Dr. McGill was educated in English at the grammar school at Oshawa, and in the classics privately by the Rev. Dr. Thornton, of this town; studied medicine partly in Canada and partly in the United States, commencing with Dr. George H. Low in 1835; attended two courses of lectures at Willinghly medical college, Ohio, 1837-1839; received the degree of M.D. at McGill medical college in 1848 (after practicing six or seven years), and subsequently attended Mott’s medical school, New York city. Thirty years ago, very few physicians and surgeons in this part of the Province received so thorough a professional education as Dr. McGill; and his acquirements, experience and skill, placed him in the front rank of his profession. In surgery he excels. He has practiced in Oshawa since 1841. At one period he represented “King’s and Queen’s” in the medical council of the college of physicians and surgeons of Ontario.
Dr. McGill was a member of the first Ontario legislature 1867-1871 and has held a few local offices, such as were forced upon him; but has kept as much as possible out of everything that would interfere with his medical pursuit and studies. Evidently his belief is that the way to success in anything is to stick to it He owes his high standing in his profession to his studious habits, and his disposition to plod and persevere, he being a great reader and thinker, as well as experimenter. He is small in stature and large in minda very intelligent man on general subjects, making no display of his knowledge, yet an interesting converser.

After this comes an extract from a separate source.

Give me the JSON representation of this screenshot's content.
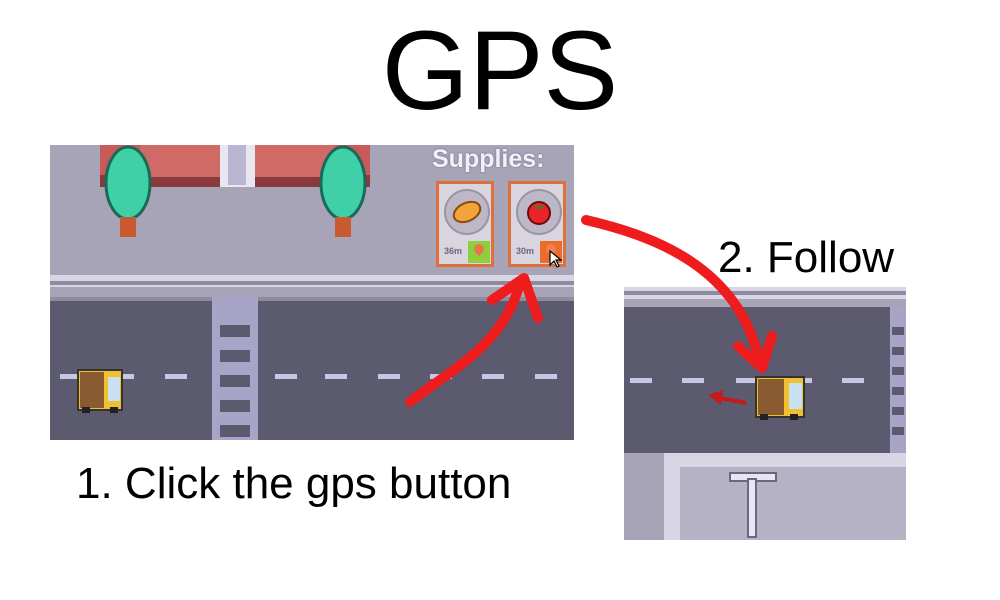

The Doctor is a member of the Disciple church, an elder of the same, and is regarded as a man of marked purity of character. He has long been a Bible student, and not unfrequently supplies the pulpit on Sunday.
In 1848, Miss Julia Ann Bates, daughter of James Bates, one of the early settlers in Darlington, was joined in matrimony with Dr. McGill, and she died December 22, 1896; they had four children, and three of them are still living. Louisa, the elder daughter, is the wife of Joseph H. McClelland, of Liverpool, township of Pickering; Solomon G. is a law student, and Christina Victoria is with her father.